Le névrosé souffre d’insatisfaction, mais en même temps cette insatisfaction le rassure. Il est centré sur lui-même, mais il ne s’aime pas : ce mouvement, J-D Nasio le qualifie de « narcissisme négatif ». Nous sommes tous en proie à ces traits névrotiques : tour à tout insatisfaits, égocentriques, angoissés, pervers, en proie à la culpabilité, ou en train de jouer un rôle… « Il est difficile d’établir une frontière entre le normal et le pathologique » souligne le psychiatre-psychanalyste. La description qu’il formule et que j’ai résumée ici reste dans le domaine de la névrose ordinaire, où il n’existe pas de symptômes caractérisés qui font basculer dans la névrose pathologique (attaques de panique dans la phobie, les troubles obsessionnels compulsifs pour la névrose obsessionnelle, ou les manifestations somatiques dans le cas de l’hystérie). De même, il est important de noter que les frontières entre les différents types de névroses ne sont pas aussi clairement définies dans la réalité, et une même personne peut emprunter des traits aux trois types de névroses.

Traumatisme et fantasme

C’est un fantasme infantile qui va être à l’origine de la névrose.

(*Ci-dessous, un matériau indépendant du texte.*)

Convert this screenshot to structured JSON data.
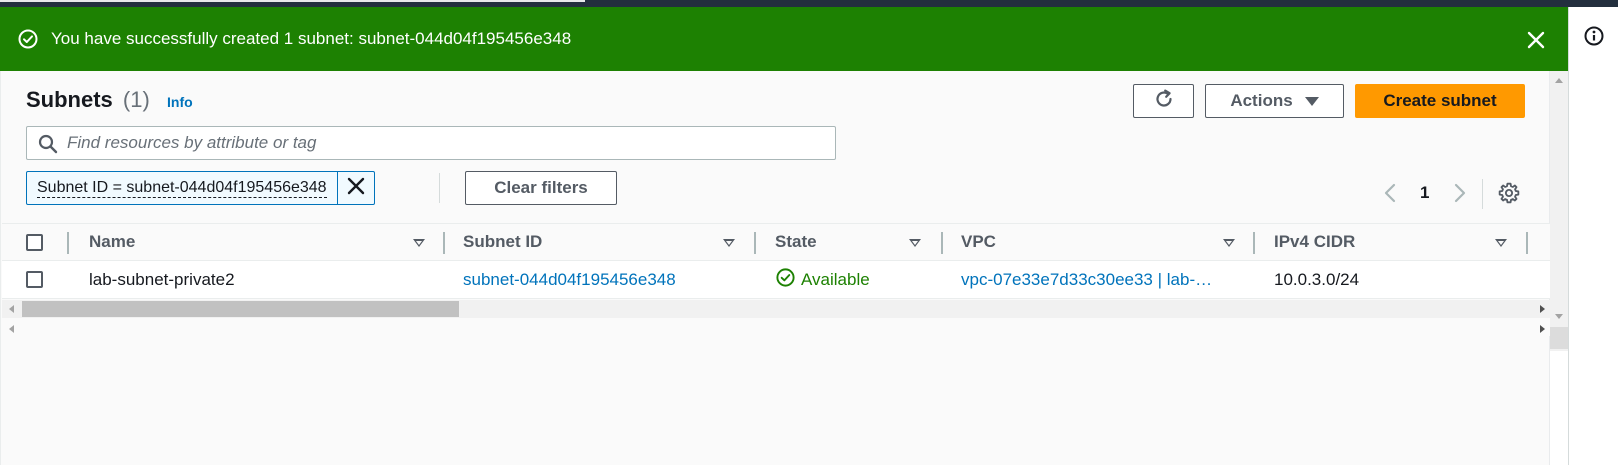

Nasio définit le fantasme comme une scène dramatique vue ou vécue par l’enfant qu’il va rejouer sans cesse sans s’en rendre compte dans ses relations futures, en jouant tour à tout le rôle de la victime ou du bourreau. Ce fantasme qui est lui-même la réponse à un traumatisme (un « gros » traumatisme ou une succession de « petits » traumatismes) que l’enfant a subi. Le traumatisme consiste en une grande excitation, une énorme charge d’énergie que le psychisme du petit enfant ne peut contenir ou amortir. Si l’on reprend notre catégorisation : le phobique aura probablement subi un abandon, l’obsessionnel une maltraitance (physique ou psychique) et l’hystérique aura été abusé ou trop érotisé. La personnalité de l’enfant, de l’adolescent puis de l’adulte, va alors être d’une certaine façon déformée par les six dysfonctionnements présentés plus haut, et la névrose s’installe. Le travail de thérapie permet de revenir aux sources de ces fantasmes et traumatismes infantiles et de renégocier le psychisme afin que la structure névrotique soit moins marquée.